Yahoo was never going to win at search, just like Amazon never would have won at auctions. It wasn’t in the company’s DNA. Even after millions spent to build better search and search monetization systems (PANAMA!) there were obvious gaffes. Vinny Lingham, who used to have a business running massive offshore keyword campaigns for US companies, hated buying them on Yahoo because he had to separately purchase keywords for each international territory, but with Google, the purchase experience was all unified on one screen.
That’s because Yahoo was a company built on department-store like fiefdoms, with each country and division enjoying its own silo, vying for a slice of the front page with one another. When Yahoo was in the throws of its Microsoft take-over drama, I asked the head of one of Yahoo’s largest and most successful verticals what he thought about it. He answered, “It doesn’t really affect me, my division is basically a small business, and we can be the same small business inside of Microsoft.”
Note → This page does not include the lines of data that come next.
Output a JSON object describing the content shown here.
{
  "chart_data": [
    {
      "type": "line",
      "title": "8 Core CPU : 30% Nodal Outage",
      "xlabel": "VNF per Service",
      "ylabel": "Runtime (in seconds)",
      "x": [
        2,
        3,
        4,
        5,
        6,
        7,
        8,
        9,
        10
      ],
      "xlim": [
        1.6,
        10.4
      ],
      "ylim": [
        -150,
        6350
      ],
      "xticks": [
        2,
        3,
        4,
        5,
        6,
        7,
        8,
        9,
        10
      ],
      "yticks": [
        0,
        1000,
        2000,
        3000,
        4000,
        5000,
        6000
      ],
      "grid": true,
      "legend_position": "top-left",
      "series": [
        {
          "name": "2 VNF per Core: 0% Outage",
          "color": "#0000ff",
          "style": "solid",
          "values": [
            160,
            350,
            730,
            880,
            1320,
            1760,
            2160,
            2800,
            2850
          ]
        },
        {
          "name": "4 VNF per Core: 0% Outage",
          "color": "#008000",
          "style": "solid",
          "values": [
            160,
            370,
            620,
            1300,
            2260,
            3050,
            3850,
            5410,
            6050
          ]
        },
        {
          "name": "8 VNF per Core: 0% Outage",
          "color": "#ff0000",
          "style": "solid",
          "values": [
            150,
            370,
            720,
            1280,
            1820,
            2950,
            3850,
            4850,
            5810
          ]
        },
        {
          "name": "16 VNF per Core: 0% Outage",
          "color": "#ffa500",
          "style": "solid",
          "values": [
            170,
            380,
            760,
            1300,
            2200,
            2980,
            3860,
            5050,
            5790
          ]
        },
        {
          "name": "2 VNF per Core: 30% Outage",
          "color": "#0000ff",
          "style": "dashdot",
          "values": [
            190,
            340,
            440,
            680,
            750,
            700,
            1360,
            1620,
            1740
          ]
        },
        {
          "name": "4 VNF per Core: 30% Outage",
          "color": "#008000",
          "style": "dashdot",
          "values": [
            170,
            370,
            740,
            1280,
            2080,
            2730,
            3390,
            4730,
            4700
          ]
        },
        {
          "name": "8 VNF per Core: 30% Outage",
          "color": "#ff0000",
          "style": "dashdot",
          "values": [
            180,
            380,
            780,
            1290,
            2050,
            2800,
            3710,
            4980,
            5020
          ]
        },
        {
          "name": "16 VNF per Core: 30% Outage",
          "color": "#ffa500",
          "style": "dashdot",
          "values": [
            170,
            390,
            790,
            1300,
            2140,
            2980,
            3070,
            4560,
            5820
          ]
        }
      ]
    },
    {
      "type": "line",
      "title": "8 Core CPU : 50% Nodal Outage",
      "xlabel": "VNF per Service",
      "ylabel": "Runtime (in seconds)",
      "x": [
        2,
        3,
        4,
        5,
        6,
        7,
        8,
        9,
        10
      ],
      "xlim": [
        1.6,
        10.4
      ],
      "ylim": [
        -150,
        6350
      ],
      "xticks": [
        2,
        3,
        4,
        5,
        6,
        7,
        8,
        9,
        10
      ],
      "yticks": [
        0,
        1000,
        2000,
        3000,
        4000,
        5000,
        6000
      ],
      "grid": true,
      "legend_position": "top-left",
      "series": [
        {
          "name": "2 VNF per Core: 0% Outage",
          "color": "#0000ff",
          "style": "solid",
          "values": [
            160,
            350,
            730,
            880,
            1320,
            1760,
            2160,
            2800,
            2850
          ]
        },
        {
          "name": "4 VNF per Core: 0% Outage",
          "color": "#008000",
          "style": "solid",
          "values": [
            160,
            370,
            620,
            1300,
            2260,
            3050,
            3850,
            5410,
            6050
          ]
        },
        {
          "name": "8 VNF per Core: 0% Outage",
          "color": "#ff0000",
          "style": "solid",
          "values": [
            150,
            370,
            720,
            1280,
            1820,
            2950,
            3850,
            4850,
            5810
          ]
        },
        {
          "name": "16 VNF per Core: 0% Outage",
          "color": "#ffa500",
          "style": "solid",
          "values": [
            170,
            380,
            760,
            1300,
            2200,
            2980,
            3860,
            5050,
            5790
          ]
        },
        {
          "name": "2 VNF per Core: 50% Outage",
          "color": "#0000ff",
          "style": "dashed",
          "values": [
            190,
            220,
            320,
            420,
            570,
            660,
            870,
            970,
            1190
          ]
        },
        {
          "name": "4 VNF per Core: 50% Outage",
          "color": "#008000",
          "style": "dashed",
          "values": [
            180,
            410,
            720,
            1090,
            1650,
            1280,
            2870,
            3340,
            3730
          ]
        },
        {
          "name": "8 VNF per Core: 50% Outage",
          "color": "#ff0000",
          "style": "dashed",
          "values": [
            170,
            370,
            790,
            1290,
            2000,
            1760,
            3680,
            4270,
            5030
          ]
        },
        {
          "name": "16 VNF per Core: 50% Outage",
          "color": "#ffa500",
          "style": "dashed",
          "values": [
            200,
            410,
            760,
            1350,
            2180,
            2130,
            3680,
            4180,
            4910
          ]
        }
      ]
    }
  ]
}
You could see this approach mirrored in Yahoo’s always cluttered front page vs. Google’s stubbornly Spartan one. Google as an organization was almost allergic to the idea of giving people anything else to do to keep them on its site, while Yahoo’s former-CEO Tim Koogle once bragged that search queries were going down, keeping people from leaving Yahoo. There was a basic DNA to the two companies that was at odds: One all about enabling discovery of the Web and one all about enabling discovery of….Yahoo.
It became fashionable to say Yahoo needed to be more of a technology company not a media company. But Yahoo was good at being a media company—it amassed an audience of half-a-billion people coming to its front page. When we launched TechTicker on Yahoo Finance it quickly got four-times the reach of CNBC. I’d love to take the credit, but that was the platform. Yahoo’s mistake was trying to become a Hollywood-style media company. Purple exclamation marks just aren’t Hollywood-cool no matter how many times Tom Cruise visits the campus.
Which brings us (belatedly) to the point of this post: Google needs to stop trying to be Facebook and focus on extending and investing in what makes Google successful: The Algorithm. Social media is about people, not algorithms. In a weird, way we’ve gone from content being in vogue (early AOL, Yahoo) to algorithms being in vogue (Google and those weird Ask.com ads) and now back to content—albeit the user generated kind. It’s just not Google’s strong point anymore than search was Yahoo’s. You can bet somewhere inside Google a manager is yelling that Facebook surpassed it today in time spent on site. But as the contrast with Yahoo shows, Google was never playing that game. That’s like me being jealous of Stephanie Meyer because she sold more books on vampires.
Google has spent billions acquiring social media companies between Slide, YouTube, investing in Zynga and other smaller deals. And yet, I don’t hear a damn bit of buzz about this new gaming platform. What are people excited about? Instant search and priority inbox.
Sure, as a public company Google needs to grow, but the best opportunity isn’t all this social nonsense, it’s Android. It’s clearly where Eric Schmidt’s heart is. And it’s where Google is using endemic advantages — a suite of cloud-based apps people love and a hoard of cash and market influence– to do something no one else could: Pose a threat to the iPhone. With social Google is working against its own endemic advantages. And with the billions of people bridging the digital divide via mobile, a low-cost, open smart phone strategy comes at the exact right moment, versus Google’s social strategy which comes way too late.